From: Kingsey Falls, Quebec
Frère Marie-Victorin (born Conrad Kirouac) was a member of Brothers of the Christian Schools and a noted botanist. He is known as the father of the Botanical Garden of Montreal.
- Born in 1885 in Kingsey Falls, Quebec
- Died in 1944 in Montreal, Quebec
Son of a prosperous merchant, he was born Joseph-Louis-Conrad Kirouac. He was also a relative of the noted American writer, Jack Kerouac.
A self-taught botanist, Frère Marie-Victorin was the first chair of botany at Université de Montréal, founder of the Institut de Botanique and the Montréal Botanical Garden.
The garden was founded in 1931. Established during the Great Depression, the garden developed sporadically until 1936, when it received an injection of funding. In 1939, Marie-Victorin succeeded in moving his Botanical Institute (formerly the Laboratoire de Botanique) to the Garden.
Brother Victorin is also known for his writings. His Flore laurentienne (1935) is a botanical record of all species indigenous to southern Quebec, and was the first such record to be compiled.
Brother Victorin died in Montreal in a car accident in 1944.
A building at the Université de Montréal, where he had taught botany, was subsequently named for him.
The Marie-Victorin rose, developed by Agriculture and Agri-Food Canada, was named in his honour.
To honor the centennial of his birth in 1985, a park was established in his hometown of Kingsley Falls, named Parc Marie-Victorin.
Brother Victorin has been inducted as a member of the Canadian Science and Engineering Hall of Fame.
Kingsey Falls, Quebec is a town in Centre-du-Québec, Quebec.

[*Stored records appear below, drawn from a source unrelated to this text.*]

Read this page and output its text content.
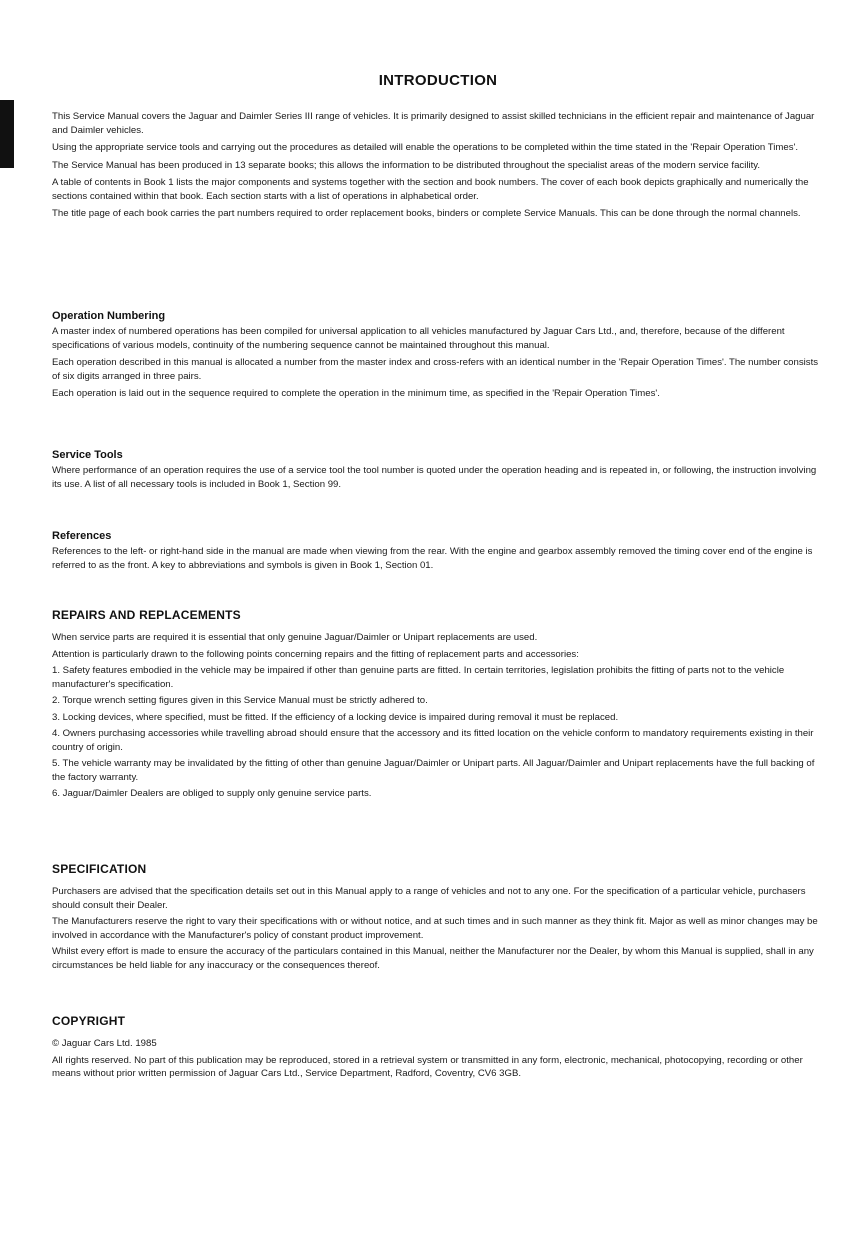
INTRODUCTION

This Service Manual covers the Jaguar and Daimler Series III range of vehicles. It is primarily designed to assist skilled technicians in the efficient repair and maintenance of Jaguar and Daimler vehicles.

Using the appropriate service tools and carrying out the procedures as detailed will enable the operations to be completed within the time stated in the 'Repair Operation Times'.

The Service Manual has been produced in 13 separate books; this allows the information to be distributed throughout the specialist areas of the modern service facility.

A table of contents in Book 1 lists the major components and systems together with the section and book numbers. The cover of each book depicts graphically and numerically the sections contained within that book. Each section starts with a list of operations in alphabetical order.

The title page of each book carries the part numbers required to order replacement books, binders or complete Service Manuals. This can be done through the normal channels.

Operation Numbering

A master index of numbered operations has been compiled for universal application to all vehicles manufactured by Jaguar Cars Ltd., and, therefore, because of the different specifications of various models, continuity of the numbering sequence cannot be maintained throughout this manual.

Each operation described in this manual is allocated a number from the master index and cross-refers with an identical number in the 'Repair Operation Times'. The number consists of six digits arranged in three pairs.

Each operation is laid out in the sequence required to complete the operation in the minimum time, as specified in the 'Repair Operation Times'.

Service Tools

Where performance of an operation requires the use of a service tool the tool number is quoted under the operation heading and is repeated in, or following, the instruction involving its use. A list of all necessary tools is included in Book 1, Section 99.

References

References to the left- or right-hand side in the manual are made when viewing from the rear. With the engine and gearbox assembly removed the timing cover end of the engine is referred to as the front. A key to abbreviations and symbols is given in Book 1, Section 01.

REPAIRS AND REPLACEMENTS

When service parts are required it is essential that only genuine Jaguar/Daimler or Unipart replacements are used.

Attention is particularly drawn to the following points concerning repairs and the fitting of replacement parts and accessories:

1. Safety features embodied in the vehicle may be impaired if other than genuine parts are fitted. In certain territories, legislation prohibits the fitting of parts not to the vehicle manufacturer's specification.

2. Torque wrench setting figures given in this Service Manual must be strictly adhered to.

3. Locking devices, where specified, must be fitted. If the efficiency of a locking device is impaired during removal it must be replaced.

4. Owners purchasing accessories while travelling abroad should ensure that the accessory and its fitted location on the vehicle conform to mandatory requirements existing in their country of origin.

5. The vehicle warranty may be invalidated by the fitting of other than genuine Jaguar/Daimler or Unipart parts. All Jaguar/Daimler and Unipart replacements have the full backing of the factory warranty.

6. Jaguar/Daimler Dealers are obliged to supply only genuine service parts.

SPECIFICATION

Purchasers are advised that the specification details set out in this Manual apply to a range of vehicles and not to any one. For the specification of a particular vehicle, purchasers should consult their Dealer.

The Manufacturers reserve the right to vary their specifications with or without notice, and at such times and in such manner as they think fit. Major as well as minor changes may be involved in accordance with the Manufacturer's policy of constant product improvement.

Whilst every effort is made to ensure the accuracy of the particulars contained in this Manual, neither the Manufacturer nor the Dealer, by whom this Manual is supplied, shall in any circumstances be held liable for any inaccuracy or the consequences thereof.

COPYRIGHT

© Jaguar Cars Ltd. 1985

All rights reserved. No part of this publication may be reproduced, stored in a retrieval system or transmitted in any form, electronic, mechanical, photocopying, recording or other means without prior written permission of Jaguar Cars Ltd., Service Department, Radford, Coventry, CV6 3GB.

Choosing to live in Kingsey Falls means enjoying a pleasant middle ground between the city and country.
With its 2,500 inhabitants, Kingsey Falls is part of the Centre-du-Québec region, ideally located between two major cities—Montreal and Quebec—as well as 70 km from Sherbrooke, 40 km from Drummondville and 20 km from Victoriaville.
One of the largest employers in the community is Cascades, which is headquartered there.